Vous pouvez retrouvez les cinq premières chroniques dans cette première partie de notre histoire sur mon site.
Bon voyage…
Himlung 2019, la sixième chronique
« Le grand départ »
Samedi 4 mai.
Nous quittons définitivement notre camp de base du French Camp et toute l’équipe de cuisine pour nous installer au Camp 1. Nous partons vers le sommet avec 3 ou 4 camps d’altitude et en progression continue.
C’est vraiment un grand départ…
Nous retrouverons l’équipe népalaise dans 8 jours à notre retour du sommet. Ces deux derniers jours nous ont permit de transporter notre matériel à ce premier camp d’altitude tout en continuant notre acclimatation. Quelques légers maux de têtes ont fait leur apparition, puis se sont estompés. Le temps s’améliore doucement et même si le vent persiste en altitude, pour l’instant nous sommes concentré à rejoindre le camp 3 à 6300 m, surtout le plus sereinement possible. Le cadre est bien sûr superbe et en plus nous sommes seuls. L’équipe de Lionel est maintenant redescendu. Pour nous, l’objectif principal est de nous économiser au maximum, de ne pas faire d’efforts superflus. C’est l’exigence de la haute altitude.

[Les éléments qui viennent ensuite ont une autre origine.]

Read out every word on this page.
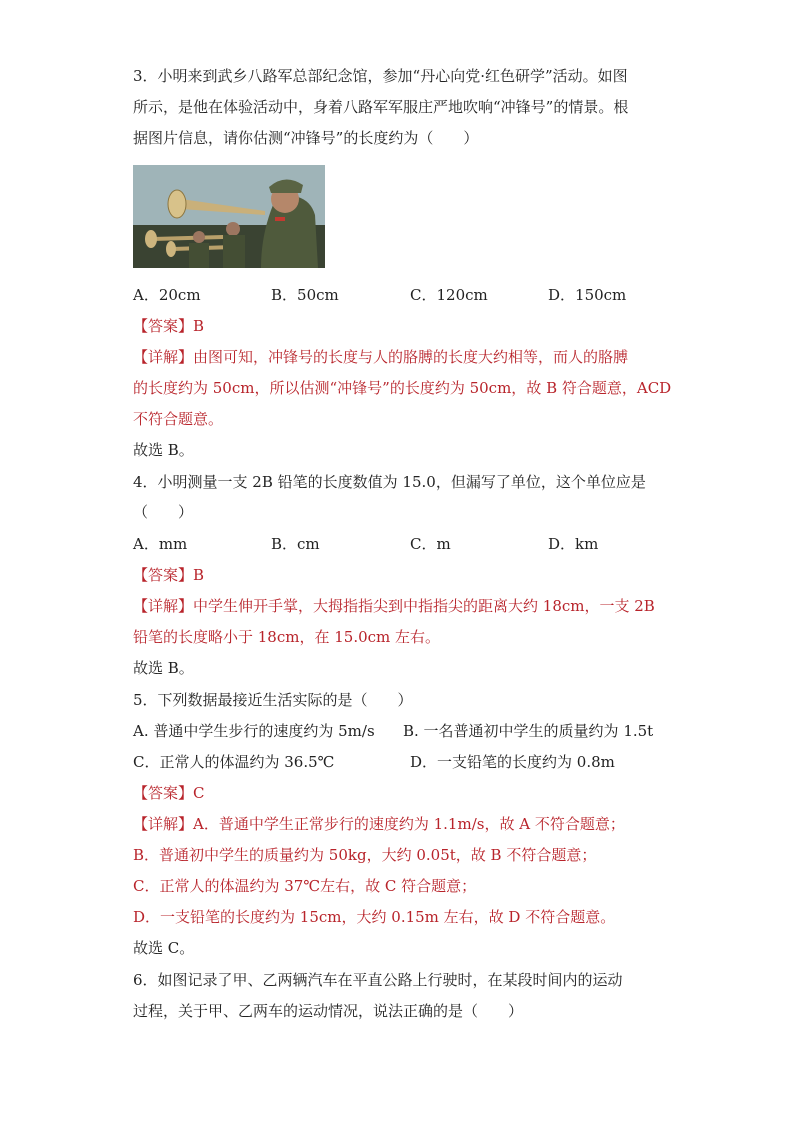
3．小明来到武乡八路军总部纪念馆，参加“丹心向党·红色研学”活动。如图
所示，是他在体验活动中，身着八路军军服庄严地吹响“冲锋号”的情景。根
据图片信息，请你估测“冲锋号”的长度约为（　　）
A．20cm	B．50cm	C．120cm	D．150cm
【答案】B
【详解】由图可知，冲锋号的长度与人的胳膊的长度大约相等，而人的胳膊
的长度约为 50cm，所以估测“冲锋号”的长度约为 50cm，故 B 符合题意，ACD
不符合题意。
故选 B。
4．小明测量一支 2B 铅笔的长度数值为 15.0，但漏写了单位，这个单位应是
（　　）
A．mm	B．cm	C．m	D．km
【答案】B
【详解】中学生伸开手掌，大拇指指尖到中指指尖的距离大约 18cm，一支 2B
铅笔的长度略小于 18cm，在 15.0cm 左右。
故选 B。
5．下列数据最接近生活实际的是（　　）
A. 普通中学生步行的速度约为 5m/s B. 一名普通初中学生的质量约为 1.5t
C．正常人的体温约为 36.5℃	D．一支铅笔的长度约为 0.8m
【答案】C
【详解】A．普通中学生正常步行的速度约为 1.1m/s，故 A 不符合题意；
B．普通初中学生的质量约为 50kg，大约 0.05t，故 B 不符合题意；
C．正常人的体温约为 37℃左右，故 C 符合题意；
D．一支铅笔的长度约为 15cm，大约 0.15m 左右，故 D 不符合题意。
故选 C。
6．如图记录了甲、乙两辆汽车在平直公路上行驶时，在某段时间内的运动
过程，关于甲、乙两车的运动情况，说法正确的是（　　）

Et voici un nouveau message sous forme d’anecdote qui illustre ce nouveau paradigme.
C’est l’histoire de l’épée de Damocles, versus oeudème cérébral ou pulmonaire…
Premier préalable, il faut s’avoir qu’il est complètement absurde et déraisonnable de faire des efforts répétés dans un environnement hypnotique. C’est pourtant ce que nous avons choisi de faire de plus en plus haut, et avec de plus en plus d’efforts, en espérant y éprouver beaucoup de plaisir et d’émotions. Si possible en pleine conscience…
Pour les voyageurs de l’altitude que nous sommes, Il nous faut nous imaginer avec une épée de Damocles suspendue au-dessus de nos tête. Cette épée est bien réelle car c’est tout simplement le risque d’un oeudème (cérébral ou pulmonaire) qui peut survenir et surtout qui est mortel.
Heureusement, cette épée est suspendue au plafond (ou je ne sais quoi…) par une multitude de fils. Elle ne risque pas de nous tomber dessus, à moins de couper tous les fils.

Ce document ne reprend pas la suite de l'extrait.